A Constituição Federal (CF) prevê no art. 62 a possibilidade excepcional de o Executivo atuar como legislador por meio de medidas provisórias em caso de relevância e urgência. Várias matérias estão excluídas dessa possibilidade, mas não o direito do trabalho. Se não votada em período máximo de 120 dias, cai a eficácia da medida. Há a possibilidade de emendas parlamentares. Instrumento legislativo similar a essas medidas houve em períodos ditatoriais anteriores à CF. O decreto-lei, frequentes vezes usado com base na “segurança nacional”, mantinha vigência caso não fosse votado em 60 dias. Não se admitiam emendas parlamentares.

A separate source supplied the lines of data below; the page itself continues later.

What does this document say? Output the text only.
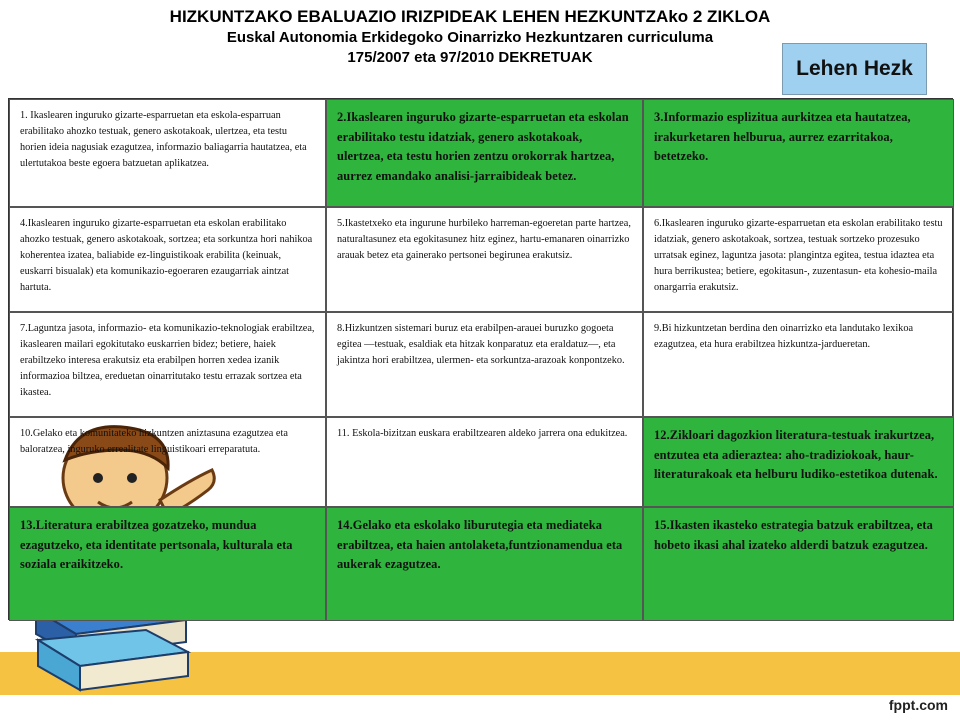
HIZKUNTZAKO EBALUAZIO IRIZPIDEAK LEHEN HEZKUNTZAko 2 ZIKLOA
Euskal Autonomia Erkidegoko Oinarrizko Hezkuntzaren curriculuma
175/2007 eta 97/2010 DEKRETUAK	Lehen Hezk
1. Ikaslearen inguruko gizarte-esparruetan eta eskola-esparruan erabilitako ahozko testuak, genero askotakoak, ulertzea, eta testu horien ideia nagusiak ezagutzea, informazio baliagarria hautatzea, eta ulertutakoa beste egoera batzuetan aplikatzea.
2.Ikaslearen inguruko gizarte-esparruetan eta eskolan erabilitako testu idatziak, genero askotakoak, ulertzea, eta testu horien zentzu orokorrak hartzea, aurrez emandako analisi-jarraibideak betez.
3.Informazio esplizitua aurkitzea eta hautatzea, irakurketaren helburua, aurrez ezarritakoa, betetzeko.
4.Ikaslearen inguruko gizarte-esparruetan eta eskolan erabilitako ahozko testuak, genero askotakoak, sortzea; eta sorkuntza hori nahikoa koherentea izatea, baliabide ez-linguistikoak erabilita (keinuak, euskarri bisualak) eta komunikazio-egoeraren ezaugarriak aintzat hartuta.
5.Ikastetxeko eta ingurune hurbileko harreman-egoeretan parte hartzea, naturaltasunez eta egokitasunez hitz eginez, hartu-emanaren oinarrizko arauak betez eta gainerako pertsonei begirunea erakutsiz.
6.Ikaslearen inguruko gizarte-esparruetan eta eskolan erabilitako testu idatziak, genero askotakoak, sortzea, testuak sortzeko prozesuko urratsak eginez, laguntza jasota: plangintza egitea, testua idaztea eta hura berrikustea; betiere, egokitasun-, zuzentasun- eta kohesio-maila onargarria erakutsiz.
7.Laguntza jasota, informazio- eta komunikazio-teknologiak erabiltzea, ikaslearen mailari egokitutako euskarrien bidez; betiere, haiek erabiltzeko interesa erakutsiz eta erabilpen horren xedea izanik informazioa biltzea, ereduetan oinarritutako testu errazak sortzea eta ikastea.
8.Hizkuntzen sistemari buruz eta erabilpen-arauei buruzko gogoeta egitea —testuak, esaldiak eta hitzak konparatuz eta eraldatuz—, eta jakintza hori erabiltzea, ulermen- eta sorkuntza-arazoak konpontzeko.
9.Bi hizkuntzetan berdina den oinarrizko eta landutako lexikoa ezagutzea, eta hura erabiltzea hizkuntza-jardueretan.
10.Gelako eta komunitateko hizkuntzen aniztasuna ezagutzea eta baloratzea, inguruko errealitate linguistikoari erreparatuta.
11. Eskola-bizitzan euskara erabiltzearen aldeko jarrera ona edukitzea.	12.Zikloari dagozkion literatura-testuak irakurtzea, entzutea eta adieraztea: aho-tradiziokoak, haur-literaturakoak eta helburu ludiko-estetikoa dutenak.
13.Literatura erabiltzea gozatzeko, mundua ezagutzeko, eta identitate pertsonala, kulturala eta soziala eraikitzeko.
14.Gelako eta eskolako liburutegia eta mediateka erabiltzea, eta haien antolaketa,funtzionamendua eta aukerak ezagutzea.
15.Ikasten ikasteko estrategia batzuk erabiltzea, eta hobeto ikasi ahal izateko alderdi batzuk ezagutzea.
fppt.com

O Supremo Tribunal Federal (STF) decidiu no julgamento da ADI 5127 que alterações ou inclusões no texto de medida provisória que deputados e senadores queiram fazer devem manter relação de pertinência com o conteúdo da norma original. Quer isso dizer que as emendas parlamentares não podem tratar de temas que não constaram na MP. O tribunal fixou que a inclusão de outros temas seria um procedimento antidemocrático, por não permitir audiências públicas e nem a análise por comissões temáticas.
No caso específico da MP 1045/21, teve ela a finalidade de instituir Novo Programa Emergencial de Manutenção (grifei) do Emprego e da Renda por 120 dias, que basicamente assegura o auxílio emergencial e, no âmbito trabalhista, a suspensão temporária do contrato de trabalho e a redução proporcional da jornada de trabalho e do salário. Entretanto, a minirreforma pretendida pela maioria da Câmara dos Deputados inclui programas sem vínculo de emprego e sem direitos trabalhistas e previdenciários; de primeiro emprego e reinserção no mercado de trabalho com redução do FGTS; de trabalho voluntário, que nada tem a ver com emprego e direitos afins. O adicional de horas extras foi reduzido e criam-se regras para afrouxar a fiscalização do trabalho. A contradição com os limites da MP 1045/21 é flagrante.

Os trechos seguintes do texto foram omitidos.